Some side effects, like pneumonitis, come on early after immunotherapy, while others, like cardiac events, may come later. “Once we know the problem, we can properly treat the patient.”

Puzanov said he hopes clinicians will refer to the online consensus recommendations in real-time when they see patients: “If a patient presents with fever from immunotherapy, the clinician can look at the recommendations and decide whether this is an infection from the drug itself, and then start the patient on corticosteroids.”

The new recommendations are a “living document, and the plan is to update them accordingly as immune checkpoint inhibitors evolve and new drugs and combinations become available.

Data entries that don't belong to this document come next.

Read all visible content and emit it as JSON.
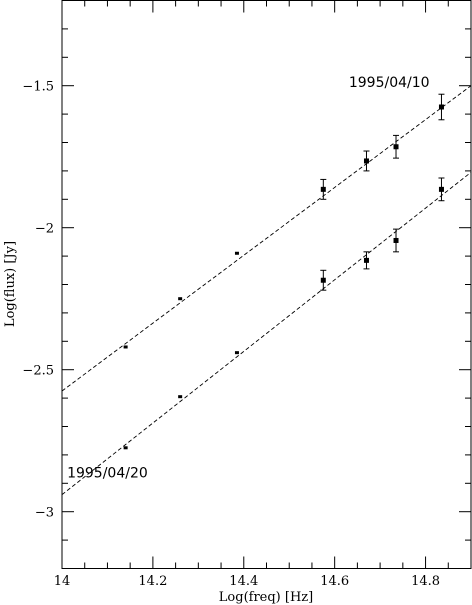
{
  "chart_data": {
    "type": "scatter",
    "title": "",
    "xlabel": "Log(freq) [Hz]",
    "ylabel": "Log(flux) [Jy]",
    "xlim": [
      14.0,
      14.9
    ],
    "ylim": [
      -3.2,
      -1.2
    ],
    "xticks": [
      14.0,
      14.2,
      14.4,
      14.6,
      14.8
    ],
    "xtick_labels": [
      "14",
      "14.2",
      "14.4",
      "14.6",
      "14.8"
    ],
    "yticks": [
      -3.0,
      -2.5,
      -2.0,
      -1.5
    ],
    "ytick_labels": [
      "−3",
      "−2.5",
      "−2",
      "−1.5"
    ],
    "grid": false,
    "series": [
      {
        "name": "1995/04/10",
        "x": [
          14.14,
          14.26,
          14.385,
          14.575,
          14.67,
          14.735,
          14.835
        ],
        "y": [
          -2.42,
          -2.25,
          -2.09,
          -1.865,
          -1.765,
          -1.715,
          -1.575
        ],
        "yerr": [
          0,
          0,
          0,
          0.035,
          0.035,
          0.04,
          0.045
        ],
        "fit": {
          "x": [
            14.0,
            14.9
          ],
          "y": [
            -2.575,
            -1.5
          ]
        }
      },
      {
        "name": "1995/04/20",
        "x": [
          14.14,
          14.26,
          14.385,
          14.575,
          14.67,
          14.735,
          14.835
        ],
        "y": [
          -2.775,
          -2.595,
          -2.44,
          -2.185,
          -2.115,
          -2.045,
          -1.865
        ],
        "yerr": [
          0,
          0,
          0,
          0.035,
          0.03,
          0.04,
          0.04
        ],
        "fit": {
          "x": [
            14.0,
            14.9
          ],
          "y": [
            -2.94,
            -1.805
          ]
        }
      }
    ],
    "annotations": [
      {
        "text": "1995/04/10",
        "x": 14.72,
        "y": -1.505
      },
      {
        "text": "1995/04/20",
        "x": 14.1,
        "y": -2.88
      }
    ]
  }
}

The next step for SITC is to issue a comprehensive handbook that provides more information on individual drugs and side effects with more references, he said, adding that SITC leaders will also be involved in the development of ASCO and NCCN guidelines.

“Immune checkpoint inhibitors are a whole new therapeutic ballgame,” said Puzanov. “They have changed the way we practice and treat cancer patients, but have also brought new challenges with novel toxicities. We need to conduct prospective trials with these agents to dig into the etiology of side effects. That will help us recognize which patients have the potential to develop toxicities at baseline when we give them immune checkpoint inhibitors.”